Does coiled line pipe require special coating?

Yes. The most common coating for coiled line pipe is internal FBE applied before coiling, with external FBE or thin-film liquid epoxy that can withstand the plastic strain of coiling without disbonding. Three-layer polyethylene (3LPE) is generally not used for coiled pipe because the thick outer layer cracks under bending strain. Coating selection must be validated for the specific coiling radius and operating temperature.

What installation method is used for coiled line pipe offshore?

Coiled line pipe is installed by reel-lay vessels, which unwind the pipe from a large horizontal or vertical reel over a stinger into the sea. The reel-lay method is faster than S-lay for small-diameter lines because it eliminates offshore welding. The pipe undergoes plastic straining during the reeling, unreeling, and straightening cycle, which must be accounted for in material selection and fatigue design per DNV-ST-F101.

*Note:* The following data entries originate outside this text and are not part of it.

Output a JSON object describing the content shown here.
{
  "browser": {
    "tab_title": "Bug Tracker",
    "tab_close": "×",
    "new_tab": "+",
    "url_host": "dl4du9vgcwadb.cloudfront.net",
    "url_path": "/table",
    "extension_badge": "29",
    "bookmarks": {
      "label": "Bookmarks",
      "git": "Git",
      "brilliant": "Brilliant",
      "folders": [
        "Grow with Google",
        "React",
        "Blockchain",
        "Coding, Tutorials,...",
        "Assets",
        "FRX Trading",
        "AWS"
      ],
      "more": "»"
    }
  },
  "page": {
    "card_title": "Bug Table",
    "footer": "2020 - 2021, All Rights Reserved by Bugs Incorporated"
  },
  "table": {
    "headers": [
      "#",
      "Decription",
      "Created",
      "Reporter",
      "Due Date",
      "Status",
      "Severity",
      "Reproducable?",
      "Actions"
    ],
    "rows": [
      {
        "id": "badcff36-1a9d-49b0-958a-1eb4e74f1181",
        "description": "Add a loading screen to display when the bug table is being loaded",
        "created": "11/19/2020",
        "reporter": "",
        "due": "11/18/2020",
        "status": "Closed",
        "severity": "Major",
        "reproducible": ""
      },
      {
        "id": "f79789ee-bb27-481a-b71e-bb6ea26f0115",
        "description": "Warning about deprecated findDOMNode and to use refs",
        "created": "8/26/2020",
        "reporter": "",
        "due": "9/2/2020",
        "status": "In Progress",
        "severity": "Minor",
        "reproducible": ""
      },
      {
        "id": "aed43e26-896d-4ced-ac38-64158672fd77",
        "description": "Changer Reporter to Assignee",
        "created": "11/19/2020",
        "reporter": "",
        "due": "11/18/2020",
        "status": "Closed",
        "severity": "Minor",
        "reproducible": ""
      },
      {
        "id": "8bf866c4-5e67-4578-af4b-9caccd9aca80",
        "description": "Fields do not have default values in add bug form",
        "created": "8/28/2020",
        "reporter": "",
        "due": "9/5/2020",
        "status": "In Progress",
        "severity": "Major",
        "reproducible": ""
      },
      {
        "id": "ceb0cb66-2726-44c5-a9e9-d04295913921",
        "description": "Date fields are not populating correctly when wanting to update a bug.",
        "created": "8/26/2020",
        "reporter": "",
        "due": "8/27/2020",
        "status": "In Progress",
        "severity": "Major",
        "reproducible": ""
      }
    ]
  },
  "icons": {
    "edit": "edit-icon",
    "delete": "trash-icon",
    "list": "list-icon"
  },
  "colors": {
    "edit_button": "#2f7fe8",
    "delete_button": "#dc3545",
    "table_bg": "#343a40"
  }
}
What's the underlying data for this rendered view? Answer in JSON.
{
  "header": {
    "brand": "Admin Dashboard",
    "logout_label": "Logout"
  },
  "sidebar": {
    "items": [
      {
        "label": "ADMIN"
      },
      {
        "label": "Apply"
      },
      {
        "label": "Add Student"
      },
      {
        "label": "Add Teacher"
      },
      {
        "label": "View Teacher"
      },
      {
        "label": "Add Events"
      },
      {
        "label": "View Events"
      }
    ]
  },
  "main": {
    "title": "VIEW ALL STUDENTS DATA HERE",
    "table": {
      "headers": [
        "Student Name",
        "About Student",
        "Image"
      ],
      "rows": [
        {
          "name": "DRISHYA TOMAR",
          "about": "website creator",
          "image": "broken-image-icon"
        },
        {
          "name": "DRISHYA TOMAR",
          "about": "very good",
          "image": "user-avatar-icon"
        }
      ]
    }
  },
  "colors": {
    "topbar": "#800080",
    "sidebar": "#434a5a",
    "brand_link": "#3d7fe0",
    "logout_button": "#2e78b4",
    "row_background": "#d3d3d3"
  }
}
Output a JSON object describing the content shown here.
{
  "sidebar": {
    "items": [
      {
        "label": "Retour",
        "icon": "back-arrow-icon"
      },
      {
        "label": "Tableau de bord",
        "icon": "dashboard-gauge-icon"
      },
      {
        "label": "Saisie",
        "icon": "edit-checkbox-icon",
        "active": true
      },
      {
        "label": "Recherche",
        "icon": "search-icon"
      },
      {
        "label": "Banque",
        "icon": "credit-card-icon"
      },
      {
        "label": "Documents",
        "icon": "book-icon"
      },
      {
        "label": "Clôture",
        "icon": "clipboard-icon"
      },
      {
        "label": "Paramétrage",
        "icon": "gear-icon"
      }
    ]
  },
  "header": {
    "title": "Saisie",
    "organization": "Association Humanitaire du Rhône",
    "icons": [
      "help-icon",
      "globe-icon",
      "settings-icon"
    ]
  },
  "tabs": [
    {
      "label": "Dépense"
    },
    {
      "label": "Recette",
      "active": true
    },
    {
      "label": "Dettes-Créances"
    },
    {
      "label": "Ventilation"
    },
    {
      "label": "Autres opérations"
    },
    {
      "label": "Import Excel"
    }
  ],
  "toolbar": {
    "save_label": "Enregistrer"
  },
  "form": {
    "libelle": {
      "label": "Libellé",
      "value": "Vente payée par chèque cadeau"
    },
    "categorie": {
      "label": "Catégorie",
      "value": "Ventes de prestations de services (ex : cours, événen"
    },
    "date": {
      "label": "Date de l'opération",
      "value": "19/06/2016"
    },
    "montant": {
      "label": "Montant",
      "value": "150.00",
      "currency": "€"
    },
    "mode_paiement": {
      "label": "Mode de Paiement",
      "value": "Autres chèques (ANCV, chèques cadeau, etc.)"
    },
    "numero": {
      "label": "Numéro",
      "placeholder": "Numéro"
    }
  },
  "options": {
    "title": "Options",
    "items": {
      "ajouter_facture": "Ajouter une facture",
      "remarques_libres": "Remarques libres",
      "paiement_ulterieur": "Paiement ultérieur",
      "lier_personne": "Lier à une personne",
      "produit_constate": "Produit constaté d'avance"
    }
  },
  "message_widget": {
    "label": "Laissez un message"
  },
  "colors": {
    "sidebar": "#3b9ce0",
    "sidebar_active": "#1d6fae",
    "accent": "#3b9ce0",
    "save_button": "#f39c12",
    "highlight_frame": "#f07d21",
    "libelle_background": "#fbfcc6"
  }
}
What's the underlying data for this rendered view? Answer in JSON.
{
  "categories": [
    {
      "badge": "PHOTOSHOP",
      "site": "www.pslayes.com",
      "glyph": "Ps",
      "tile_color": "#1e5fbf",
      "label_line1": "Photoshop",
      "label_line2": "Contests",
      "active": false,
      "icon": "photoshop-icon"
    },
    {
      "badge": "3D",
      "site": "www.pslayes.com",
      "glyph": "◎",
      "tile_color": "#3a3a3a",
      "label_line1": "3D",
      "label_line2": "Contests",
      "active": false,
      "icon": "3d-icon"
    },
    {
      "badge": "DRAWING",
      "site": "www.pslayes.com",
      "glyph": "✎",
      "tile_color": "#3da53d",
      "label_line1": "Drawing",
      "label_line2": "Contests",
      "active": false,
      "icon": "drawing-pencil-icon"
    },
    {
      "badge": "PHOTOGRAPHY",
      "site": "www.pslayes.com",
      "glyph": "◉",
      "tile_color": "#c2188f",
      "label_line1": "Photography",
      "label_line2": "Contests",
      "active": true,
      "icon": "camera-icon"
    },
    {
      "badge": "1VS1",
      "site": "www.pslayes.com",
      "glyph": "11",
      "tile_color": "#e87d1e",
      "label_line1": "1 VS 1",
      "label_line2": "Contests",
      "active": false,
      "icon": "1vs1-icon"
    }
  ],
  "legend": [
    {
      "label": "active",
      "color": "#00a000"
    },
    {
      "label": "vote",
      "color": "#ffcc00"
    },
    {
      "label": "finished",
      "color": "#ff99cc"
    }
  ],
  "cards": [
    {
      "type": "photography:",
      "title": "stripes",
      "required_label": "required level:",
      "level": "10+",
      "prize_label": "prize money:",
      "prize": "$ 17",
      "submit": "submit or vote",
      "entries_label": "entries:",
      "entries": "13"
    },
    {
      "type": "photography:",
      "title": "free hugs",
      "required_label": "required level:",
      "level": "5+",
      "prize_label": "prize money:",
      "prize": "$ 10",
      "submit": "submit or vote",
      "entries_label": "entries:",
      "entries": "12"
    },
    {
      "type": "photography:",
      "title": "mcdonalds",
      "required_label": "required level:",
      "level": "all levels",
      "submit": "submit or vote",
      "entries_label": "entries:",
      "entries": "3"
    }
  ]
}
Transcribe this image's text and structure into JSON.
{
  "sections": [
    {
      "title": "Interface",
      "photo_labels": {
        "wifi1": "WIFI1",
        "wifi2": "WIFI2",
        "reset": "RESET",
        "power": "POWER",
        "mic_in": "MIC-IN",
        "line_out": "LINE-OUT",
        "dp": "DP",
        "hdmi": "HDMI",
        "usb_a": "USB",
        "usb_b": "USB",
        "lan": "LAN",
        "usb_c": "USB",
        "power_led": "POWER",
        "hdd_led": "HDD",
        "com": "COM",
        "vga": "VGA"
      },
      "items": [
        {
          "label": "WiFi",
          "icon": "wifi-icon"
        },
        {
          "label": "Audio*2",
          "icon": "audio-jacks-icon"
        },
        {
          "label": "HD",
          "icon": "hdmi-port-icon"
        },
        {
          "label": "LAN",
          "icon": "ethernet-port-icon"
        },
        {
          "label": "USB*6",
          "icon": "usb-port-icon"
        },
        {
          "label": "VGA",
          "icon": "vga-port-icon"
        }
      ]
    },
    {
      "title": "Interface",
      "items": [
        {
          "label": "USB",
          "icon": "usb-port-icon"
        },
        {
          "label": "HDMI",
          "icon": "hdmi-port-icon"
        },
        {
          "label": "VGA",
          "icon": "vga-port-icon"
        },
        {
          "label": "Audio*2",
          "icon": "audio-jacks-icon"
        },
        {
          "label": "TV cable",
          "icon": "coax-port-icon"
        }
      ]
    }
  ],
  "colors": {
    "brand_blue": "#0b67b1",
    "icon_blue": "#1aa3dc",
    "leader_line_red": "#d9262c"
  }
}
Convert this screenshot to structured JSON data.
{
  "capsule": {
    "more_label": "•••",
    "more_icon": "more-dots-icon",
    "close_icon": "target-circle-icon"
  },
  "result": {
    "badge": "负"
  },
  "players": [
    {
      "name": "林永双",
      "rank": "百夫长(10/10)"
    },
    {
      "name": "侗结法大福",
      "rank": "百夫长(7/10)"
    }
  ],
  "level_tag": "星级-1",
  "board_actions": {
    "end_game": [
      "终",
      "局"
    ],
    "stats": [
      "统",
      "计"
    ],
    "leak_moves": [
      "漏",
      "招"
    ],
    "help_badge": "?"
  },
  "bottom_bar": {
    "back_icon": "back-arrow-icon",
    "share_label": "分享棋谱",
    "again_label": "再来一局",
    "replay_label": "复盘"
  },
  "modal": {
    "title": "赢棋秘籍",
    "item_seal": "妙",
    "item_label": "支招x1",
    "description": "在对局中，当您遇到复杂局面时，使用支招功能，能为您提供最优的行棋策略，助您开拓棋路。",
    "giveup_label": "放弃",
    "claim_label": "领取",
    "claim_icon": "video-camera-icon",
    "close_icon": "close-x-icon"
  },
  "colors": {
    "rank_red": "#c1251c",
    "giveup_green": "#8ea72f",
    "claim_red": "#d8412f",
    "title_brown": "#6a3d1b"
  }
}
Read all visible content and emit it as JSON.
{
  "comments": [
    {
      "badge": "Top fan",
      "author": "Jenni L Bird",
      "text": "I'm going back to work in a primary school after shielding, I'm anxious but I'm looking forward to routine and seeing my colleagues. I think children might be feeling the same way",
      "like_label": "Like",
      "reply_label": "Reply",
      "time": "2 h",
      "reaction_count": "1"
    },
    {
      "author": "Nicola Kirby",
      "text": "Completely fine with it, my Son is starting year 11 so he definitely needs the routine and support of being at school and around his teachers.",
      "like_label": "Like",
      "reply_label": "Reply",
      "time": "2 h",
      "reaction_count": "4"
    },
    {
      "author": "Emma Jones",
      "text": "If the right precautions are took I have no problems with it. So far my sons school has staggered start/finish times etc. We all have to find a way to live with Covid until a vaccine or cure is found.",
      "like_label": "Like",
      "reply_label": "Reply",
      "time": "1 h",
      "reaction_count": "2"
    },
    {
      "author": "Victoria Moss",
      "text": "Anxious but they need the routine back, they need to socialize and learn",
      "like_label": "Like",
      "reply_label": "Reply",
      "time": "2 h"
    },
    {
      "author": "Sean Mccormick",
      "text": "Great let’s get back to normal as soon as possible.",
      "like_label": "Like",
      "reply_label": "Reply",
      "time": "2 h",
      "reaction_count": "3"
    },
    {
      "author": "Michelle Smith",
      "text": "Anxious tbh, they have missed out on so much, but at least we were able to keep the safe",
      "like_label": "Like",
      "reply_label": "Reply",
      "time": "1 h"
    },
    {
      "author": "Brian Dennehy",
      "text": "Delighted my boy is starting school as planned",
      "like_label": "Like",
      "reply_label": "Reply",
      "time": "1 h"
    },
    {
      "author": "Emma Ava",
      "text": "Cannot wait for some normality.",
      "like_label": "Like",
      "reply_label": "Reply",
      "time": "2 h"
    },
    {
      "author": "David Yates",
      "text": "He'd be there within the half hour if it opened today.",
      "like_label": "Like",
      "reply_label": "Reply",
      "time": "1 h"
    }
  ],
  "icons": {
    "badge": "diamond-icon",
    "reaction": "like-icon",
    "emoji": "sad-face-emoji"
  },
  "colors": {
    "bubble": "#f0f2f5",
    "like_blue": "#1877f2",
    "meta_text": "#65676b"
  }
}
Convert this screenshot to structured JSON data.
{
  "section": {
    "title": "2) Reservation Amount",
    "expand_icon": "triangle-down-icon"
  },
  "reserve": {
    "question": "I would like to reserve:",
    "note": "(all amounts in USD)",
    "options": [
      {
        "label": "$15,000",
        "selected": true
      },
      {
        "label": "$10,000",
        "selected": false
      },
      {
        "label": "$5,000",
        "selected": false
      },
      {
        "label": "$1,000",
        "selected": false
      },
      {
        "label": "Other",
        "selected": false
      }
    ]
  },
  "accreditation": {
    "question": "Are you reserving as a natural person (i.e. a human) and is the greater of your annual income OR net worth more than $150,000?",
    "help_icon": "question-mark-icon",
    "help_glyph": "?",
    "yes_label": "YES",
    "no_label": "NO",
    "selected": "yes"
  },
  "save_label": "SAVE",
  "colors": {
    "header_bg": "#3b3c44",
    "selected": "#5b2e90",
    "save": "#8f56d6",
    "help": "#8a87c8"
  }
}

Can coiled line pipe carry sour service fluids?

Yes, with proper grade and delivery condition selection. For sour service, coiled line pipe must meet API 5L PSL2 Annex H (formerly Annex B) requirements, which impose lower carbon equivalent, tighter sulfur and phosphorus limits, and HIC resistance testing. X52M and X60M PSL2 Annex H grades are the most common choices for sour-service coiled flowlines.